The Fed provides check collection services to financial institutions and works with customers to improve check processing nationwide.
The Federal Reserve System provides check collection services to banks, savings and loans, and credit unions. Over the years, the Fed has also worked with financial institutions to improve the efficiency and cost-effectiveness of the check collection system as a whole.
While cash is convenient for small-dollar transactions, checks or electronic funds transfers are generally used for larger-value transactions. However, the number of checks written nationally has declined since the mid-1990s. The use of electronic payment instruments has grown, and the Check Clearing for the 21st Century Act (Check 21) removed barriers to the electronic collection of checks.

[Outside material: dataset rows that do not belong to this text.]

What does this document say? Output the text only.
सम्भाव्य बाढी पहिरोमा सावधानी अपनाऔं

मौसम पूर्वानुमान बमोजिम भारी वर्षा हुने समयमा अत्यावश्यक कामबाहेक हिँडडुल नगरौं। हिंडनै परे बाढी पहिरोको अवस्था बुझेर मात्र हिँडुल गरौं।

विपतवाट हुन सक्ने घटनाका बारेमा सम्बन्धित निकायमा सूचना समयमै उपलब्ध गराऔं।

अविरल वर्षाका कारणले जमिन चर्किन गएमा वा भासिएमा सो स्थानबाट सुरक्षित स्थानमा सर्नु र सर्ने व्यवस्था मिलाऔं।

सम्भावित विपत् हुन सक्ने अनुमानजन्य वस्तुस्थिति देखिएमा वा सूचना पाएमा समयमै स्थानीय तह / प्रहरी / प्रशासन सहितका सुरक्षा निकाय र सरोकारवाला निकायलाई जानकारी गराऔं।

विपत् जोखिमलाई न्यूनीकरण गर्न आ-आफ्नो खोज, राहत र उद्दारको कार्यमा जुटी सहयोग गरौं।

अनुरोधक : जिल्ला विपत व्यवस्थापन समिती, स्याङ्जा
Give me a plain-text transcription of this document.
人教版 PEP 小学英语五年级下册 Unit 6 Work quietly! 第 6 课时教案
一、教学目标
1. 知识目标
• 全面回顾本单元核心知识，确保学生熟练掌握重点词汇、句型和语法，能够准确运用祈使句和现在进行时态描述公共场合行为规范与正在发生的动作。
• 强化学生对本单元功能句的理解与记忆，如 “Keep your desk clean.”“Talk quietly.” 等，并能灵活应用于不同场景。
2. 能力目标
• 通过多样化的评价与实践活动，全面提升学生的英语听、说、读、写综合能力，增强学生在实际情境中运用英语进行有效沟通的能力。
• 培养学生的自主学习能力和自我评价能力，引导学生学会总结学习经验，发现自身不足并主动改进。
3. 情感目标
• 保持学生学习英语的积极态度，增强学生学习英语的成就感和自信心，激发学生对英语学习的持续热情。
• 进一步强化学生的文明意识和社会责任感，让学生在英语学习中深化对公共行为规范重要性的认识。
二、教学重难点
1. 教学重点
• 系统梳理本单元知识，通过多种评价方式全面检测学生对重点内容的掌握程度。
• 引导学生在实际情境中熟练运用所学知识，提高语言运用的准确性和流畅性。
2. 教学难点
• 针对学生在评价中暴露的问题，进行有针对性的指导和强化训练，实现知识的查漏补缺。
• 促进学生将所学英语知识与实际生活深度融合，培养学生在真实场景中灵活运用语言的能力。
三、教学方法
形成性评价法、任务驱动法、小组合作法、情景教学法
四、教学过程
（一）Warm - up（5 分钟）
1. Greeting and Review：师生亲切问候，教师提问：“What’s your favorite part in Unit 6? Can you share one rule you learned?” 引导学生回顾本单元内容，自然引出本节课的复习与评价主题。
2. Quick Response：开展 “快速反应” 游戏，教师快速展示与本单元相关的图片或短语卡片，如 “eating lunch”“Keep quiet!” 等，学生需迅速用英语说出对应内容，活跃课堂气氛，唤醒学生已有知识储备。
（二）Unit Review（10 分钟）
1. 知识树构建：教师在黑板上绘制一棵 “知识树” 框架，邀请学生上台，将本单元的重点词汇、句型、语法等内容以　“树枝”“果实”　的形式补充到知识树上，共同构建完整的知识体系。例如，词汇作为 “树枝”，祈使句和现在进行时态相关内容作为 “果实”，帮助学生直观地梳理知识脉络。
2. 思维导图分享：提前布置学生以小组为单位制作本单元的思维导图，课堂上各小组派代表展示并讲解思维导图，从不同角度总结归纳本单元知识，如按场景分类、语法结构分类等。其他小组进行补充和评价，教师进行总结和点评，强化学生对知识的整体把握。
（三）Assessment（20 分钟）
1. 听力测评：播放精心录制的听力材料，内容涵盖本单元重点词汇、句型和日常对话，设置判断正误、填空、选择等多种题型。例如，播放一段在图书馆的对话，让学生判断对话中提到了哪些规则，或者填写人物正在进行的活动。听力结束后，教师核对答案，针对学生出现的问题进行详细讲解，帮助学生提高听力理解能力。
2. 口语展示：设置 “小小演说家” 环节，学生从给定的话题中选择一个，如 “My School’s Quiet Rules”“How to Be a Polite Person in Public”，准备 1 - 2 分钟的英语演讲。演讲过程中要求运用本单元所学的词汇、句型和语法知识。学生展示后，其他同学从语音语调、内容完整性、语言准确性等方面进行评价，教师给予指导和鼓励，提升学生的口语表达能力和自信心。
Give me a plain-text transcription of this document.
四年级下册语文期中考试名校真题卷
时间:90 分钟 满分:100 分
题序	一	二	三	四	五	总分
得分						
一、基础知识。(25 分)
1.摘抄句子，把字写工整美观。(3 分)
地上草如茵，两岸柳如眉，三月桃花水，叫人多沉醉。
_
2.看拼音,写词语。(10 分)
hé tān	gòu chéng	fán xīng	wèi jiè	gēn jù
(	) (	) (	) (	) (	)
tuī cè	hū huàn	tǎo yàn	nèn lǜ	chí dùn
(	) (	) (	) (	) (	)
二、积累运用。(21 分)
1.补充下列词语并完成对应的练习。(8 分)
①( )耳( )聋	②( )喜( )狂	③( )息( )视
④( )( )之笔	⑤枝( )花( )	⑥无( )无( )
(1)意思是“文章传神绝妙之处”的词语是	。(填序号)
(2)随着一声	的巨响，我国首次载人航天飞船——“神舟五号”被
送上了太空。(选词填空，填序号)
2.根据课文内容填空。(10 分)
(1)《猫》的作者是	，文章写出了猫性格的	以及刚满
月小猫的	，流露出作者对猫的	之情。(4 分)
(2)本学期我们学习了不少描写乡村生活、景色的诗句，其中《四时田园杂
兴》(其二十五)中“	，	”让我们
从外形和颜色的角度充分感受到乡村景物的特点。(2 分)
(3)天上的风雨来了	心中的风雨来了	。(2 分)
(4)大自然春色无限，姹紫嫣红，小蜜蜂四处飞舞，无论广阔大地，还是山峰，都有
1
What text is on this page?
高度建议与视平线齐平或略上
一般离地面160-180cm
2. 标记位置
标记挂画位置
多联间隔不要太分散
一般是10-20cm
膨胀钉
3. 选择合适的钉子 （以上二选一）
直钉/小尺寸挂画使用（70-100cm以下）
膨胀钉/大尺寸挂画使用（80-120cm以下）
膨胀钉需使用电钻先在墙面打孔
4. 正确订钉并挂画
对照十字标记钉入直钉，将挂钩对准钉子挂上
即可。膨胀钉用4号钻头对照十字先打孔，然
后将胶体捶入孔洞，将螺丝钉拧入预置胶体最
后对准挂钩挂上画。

As a result, the majority of checks processed by the Fed are deposited and presented electronically, decreasing the need for check-processing infrastructure. For example, the Federal Reserve Bank of Richmond closed its five processing centers between 2004 and 2009, and its Check Adjustments operation in October 2009.
Today, the Federal Reserve Bank of Cleveland performs physical check processing and related check adjustments for all Reserve Banks, while the Federal Reserve Bank of Atlanta handles all electronic check processing.
The account executives at the Federal Reserve Bank of Richmond strive to maintain and strengthen the Fed’s relationships with its check services customers in the District of Columbia, Maryland, Virginia, North Carolina, South Carolina, and most of West Virginia. In addition to promoting and selling services, they provide assistance and direction to financial institutions on a number of payments-related issues.